Art 10. — Depuis Pâques jusqu’à la Saint-Henri (1), tous les pauvres seront tenus de se lever à cinq heures et demie et depuis la Saint-Henri jusqu’à Pâques, à six heures et demie, incontinent leur lever, ils s’habilleront sans faire aucun bruit, au contraire garderont le silence, feront leur lit proprement, et offriront pendant ce temps leurs pensées à Dieu...
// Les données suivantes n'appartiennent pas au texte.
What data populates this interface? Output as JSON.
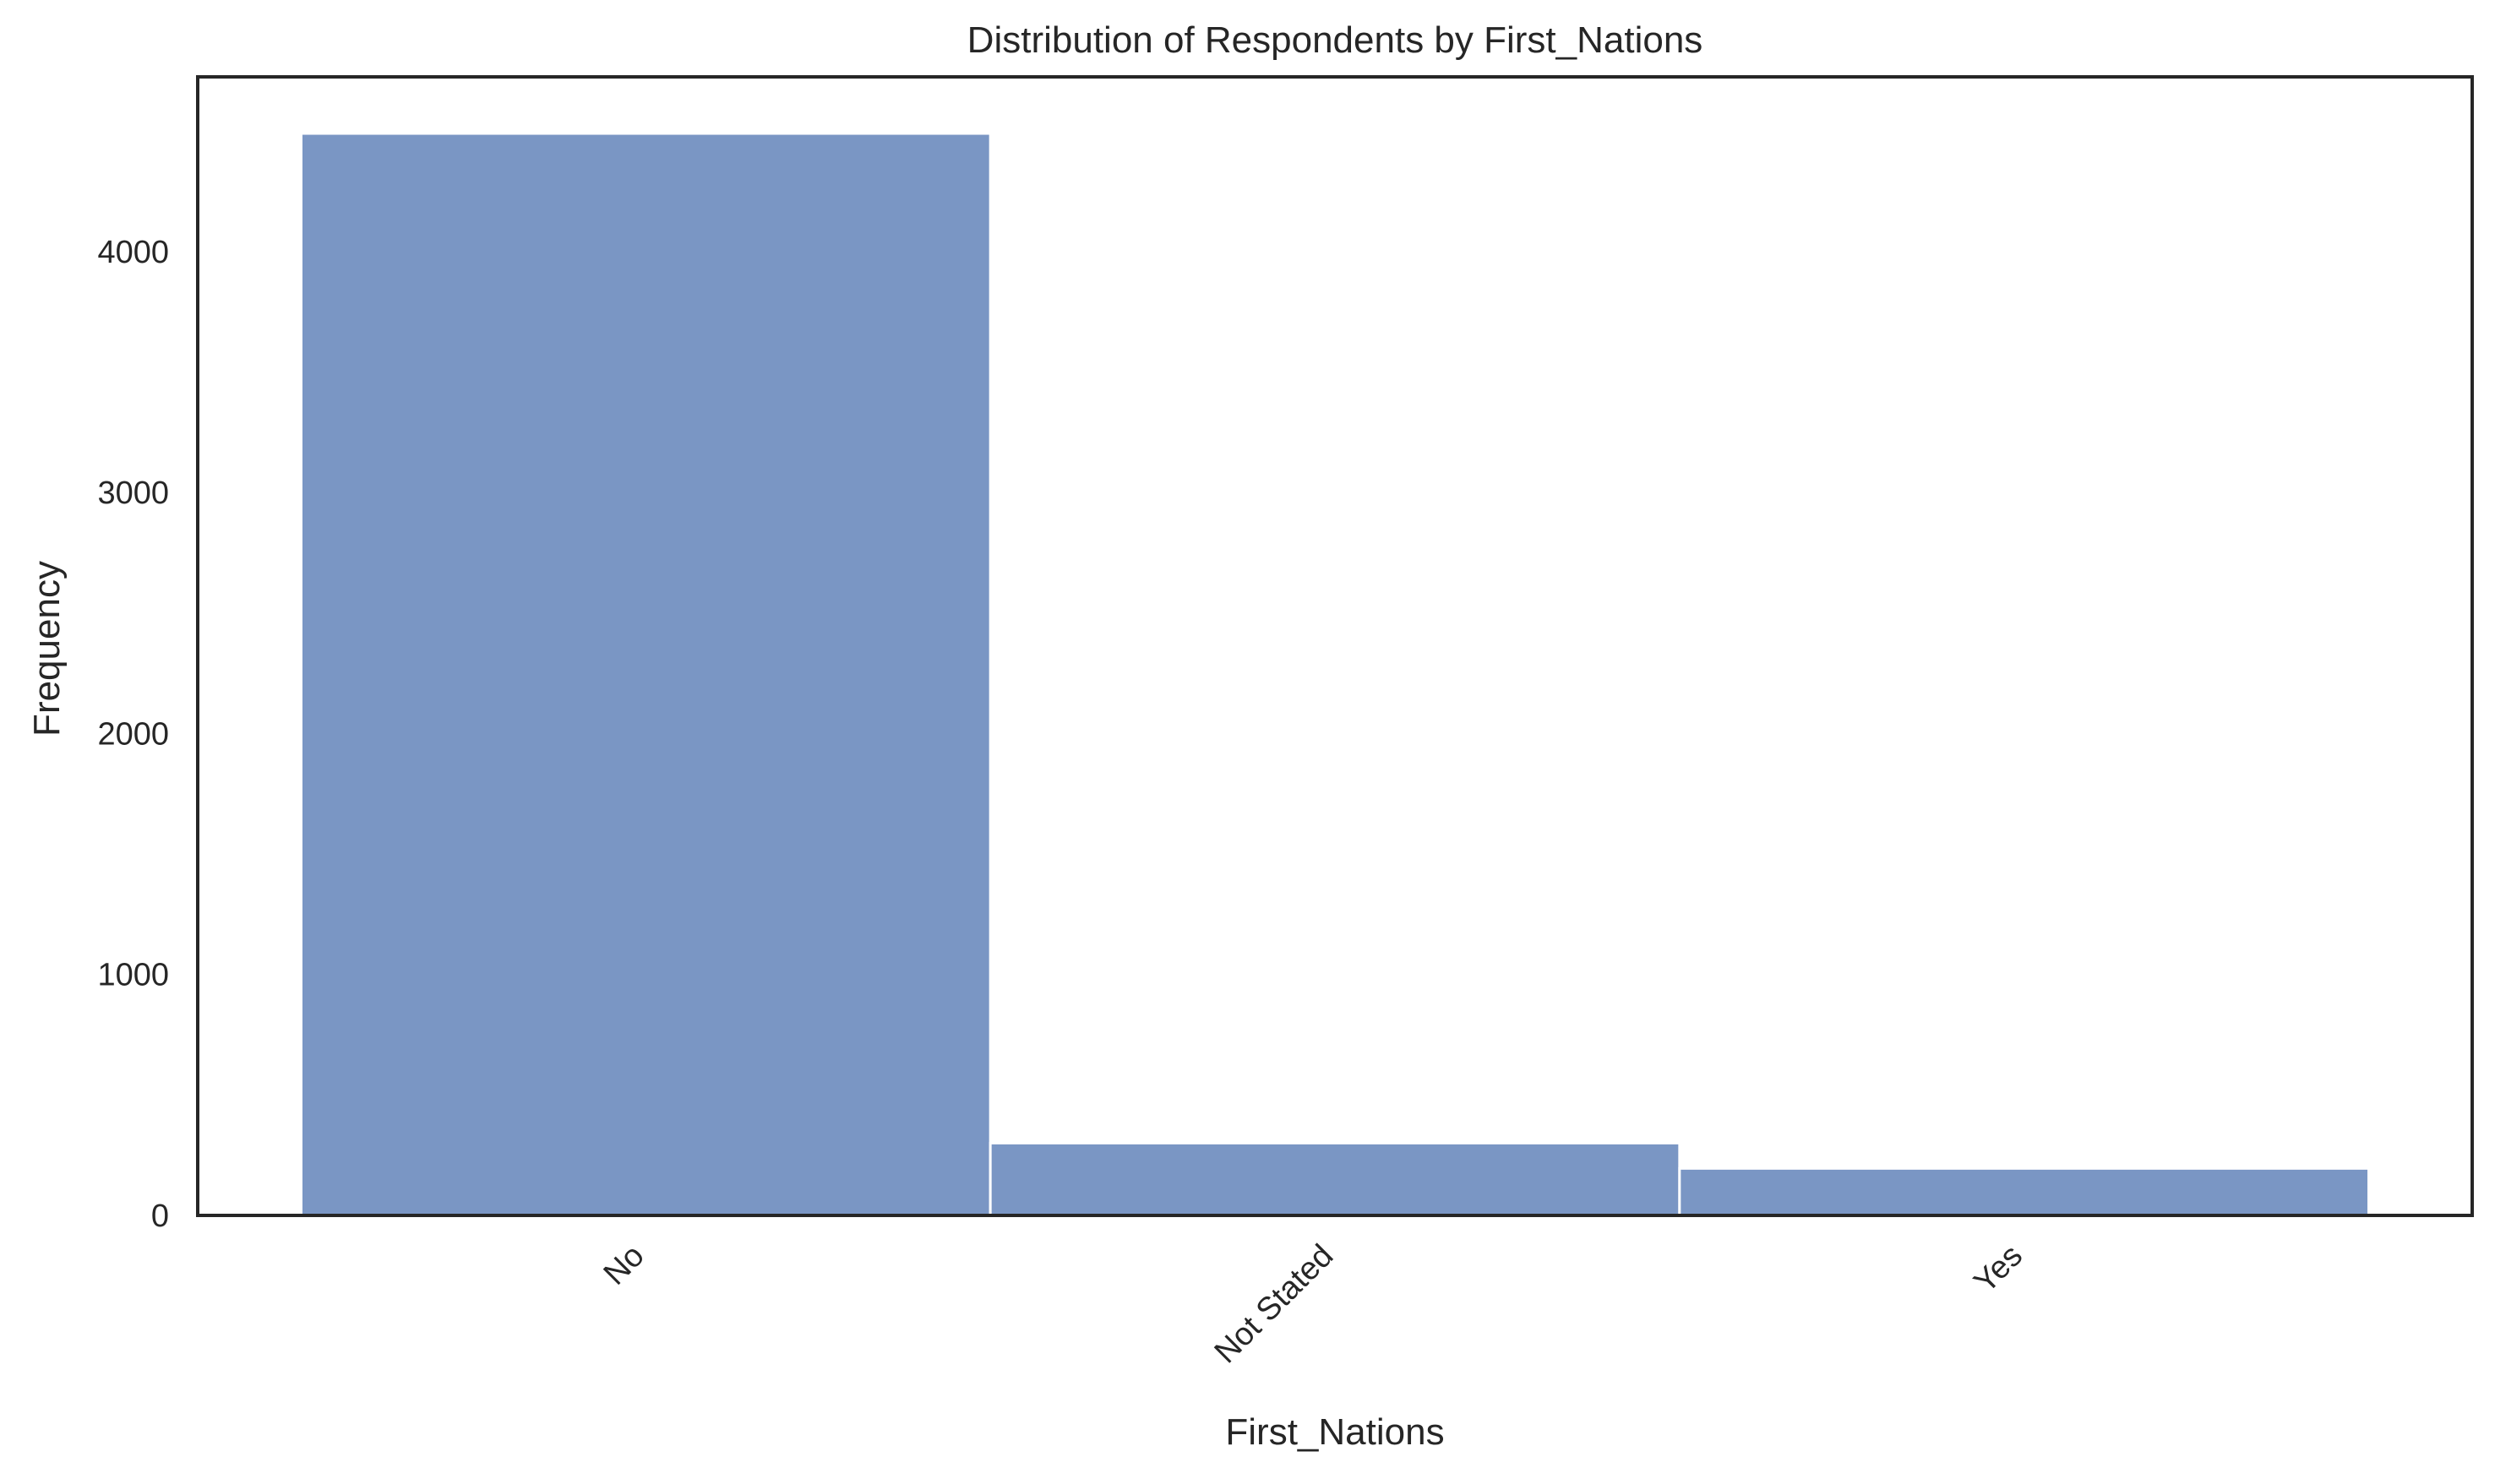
{
  "chart_data": {
    "type": "bar",
    "title": "Distribution of Respondents by First_Nations",
    "xlabel": "First_Nations",
    "ylabel": "Frequency",
    "categories": [
      "No",
      "Not Stated",
      "Yes"
    ],
    "values": [
      4490,
      300,
      195
    ],
    "ylim": [
      0,
      4725
    ],
    "yticks": [
      0,
      1000,
      2000,
      3000,
      4000
    ],
    "grid": false,
    "legend": "none",
    "bar_color": "#7a96c4",
    "bar_edge_color": "#ffffff",
    "frame_color": "#262626"
  }
}
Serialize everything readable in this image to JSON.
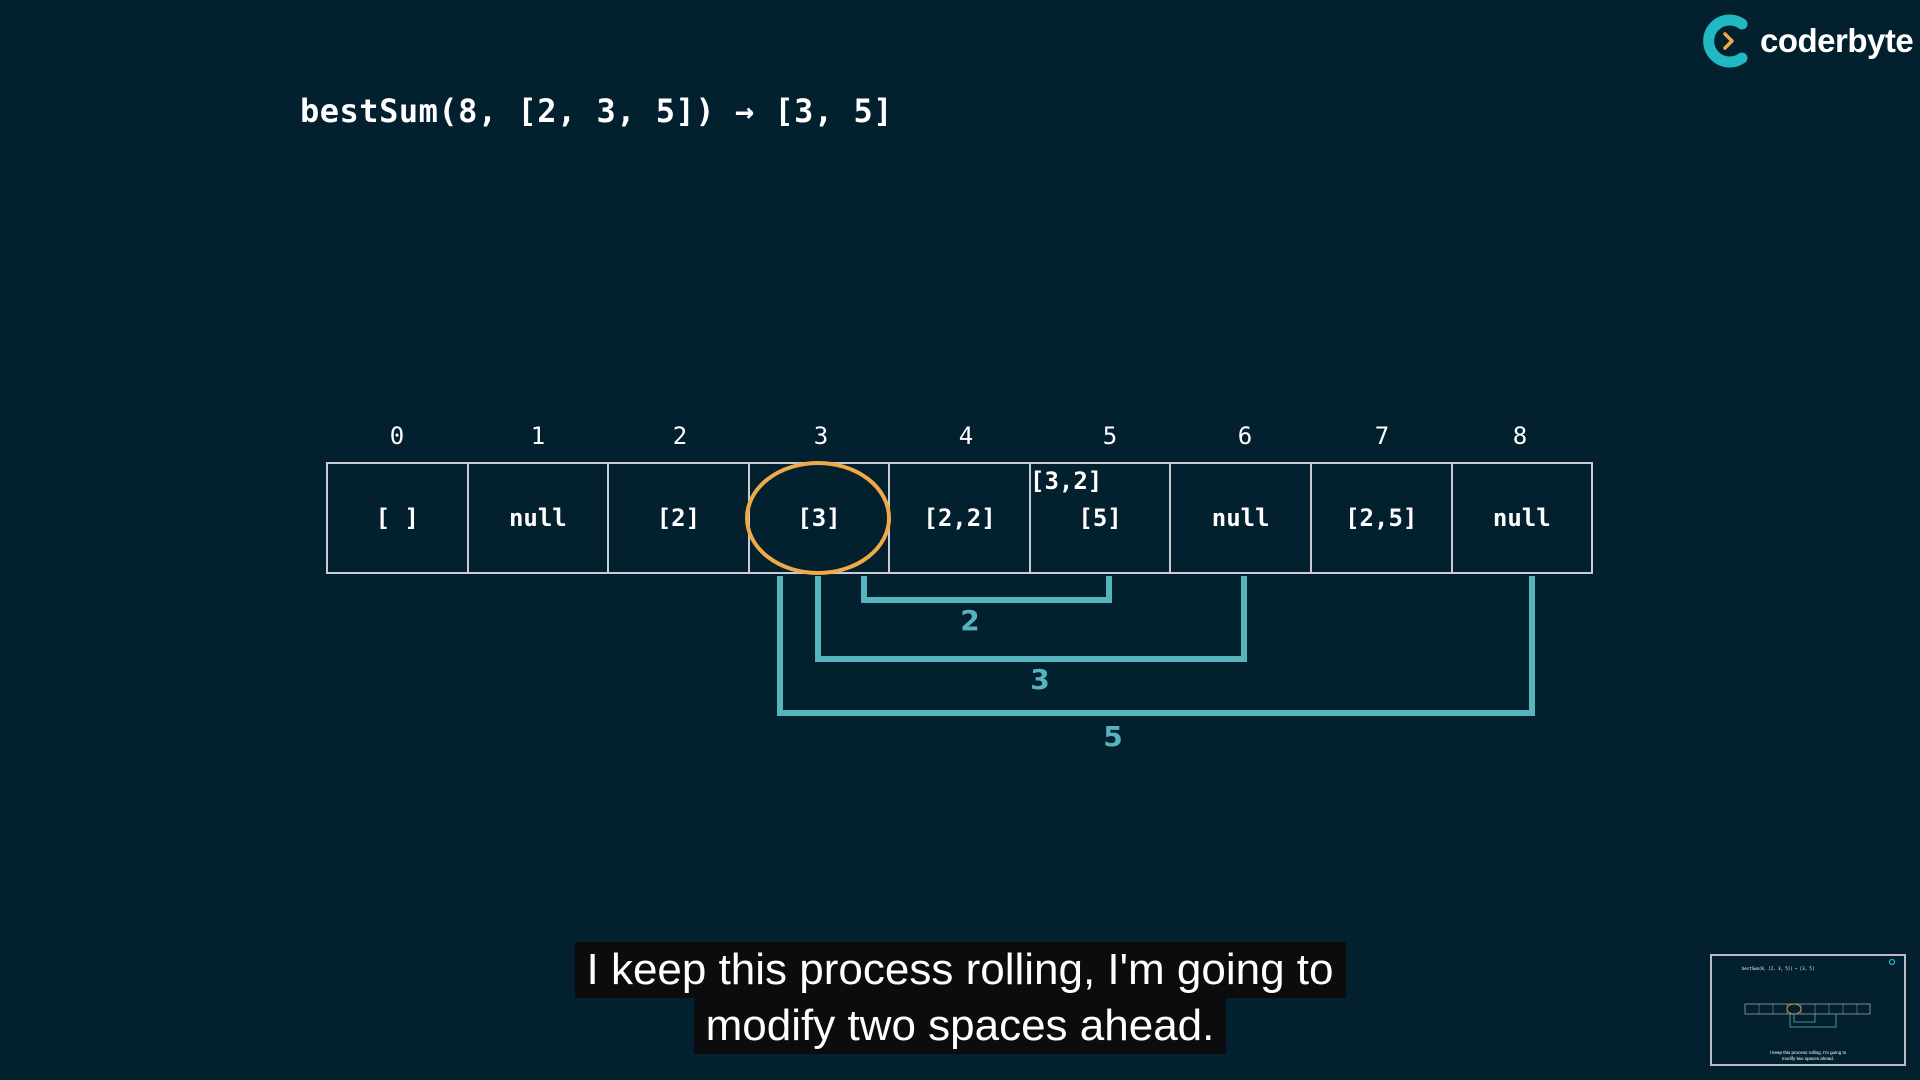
{
  "header": {
    "title": "bestSum(8, [2, 3, 5]) → [3, 5]"
  },
  "logo": {
    "text": "coderbyte"
  },
  "table": {
    "indices": [
      "0",
      "1",
      "2",
      "3",
      "4",
      "5",
      "6",
      "7",
      "8"
    ],
    "cells": [
      "[ ]",
      "null",
      "[2]",
      "[3]",
      "[2,2]",
      "[5]",
      "null",
      "[2,5]",
      "null"
    ],
    "cell5_note": "[3,2]",
    "highlighted_index": 3
  },
  "jumps": [
    {
      "label": "2",
      "from": 3,
      "to": 5
    },
    {
      "label": "3",
      "from": 3,
      "to": 6
    },
    {
      "label": "5",
      "from": 3,
      "to": 8
    }
  ],
  "subtitle": {
    "line1": "I keep this process rolling, I'm going to",
    "line2": "modify two spaces ahead."
  },
  "thumbnail": {
    "title": "bestSum(8, [2, 3, 5]) → [3, 5]",
    "caption_line1": "I keep this process rolling, I'm going to",
    "caption_line2": "modify two spaces ahead."
  },
  "colors": {
    "background": "#03202e",
    "highlight": "#f0a848",
    "arrow": "#55b4be",
    "cell_border": "#c8ccd2",
    "logo_accent": "#1fb8c3"
  }
}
Art. 11. — A six heures du matin en été, et à sept heures en hiver, l'on sonnera la prière, sitôt que les pauvres entendront sonner ils quitteront leurs occupations, se trouveront dans la chapelle, chacun dans leurs rangs, les hommes d'un côté et les femmes de l’autre, les garçons ensuite, et les filles après la sœur ou autre personne préposée de sa part, avec soin qu’il n’y ait point de confusion. Il y aura deux enfants qui commenceront la prière par le signe de la croix qu’ils diront à haute voix, le plus dévotement que faire se pourra, et les autres répondront.

Art. 12. — Après la prière, tous les pauvres retourneront dans leurs chambres ou à tel autre lieu (qui sera destiné pour le travail et seront tenus de travailler aux ouvrages qui leur seront donnés par les sœurs jusqu’à la messe. Et, en cas de désobéissance, être privés de leurs portions, pour la première fois; de privation plus grande pour la seconde, et, pour la troisième, d’être chasses. L’oisiveté et le défaut de travail n’engendre rien que de pernicieux.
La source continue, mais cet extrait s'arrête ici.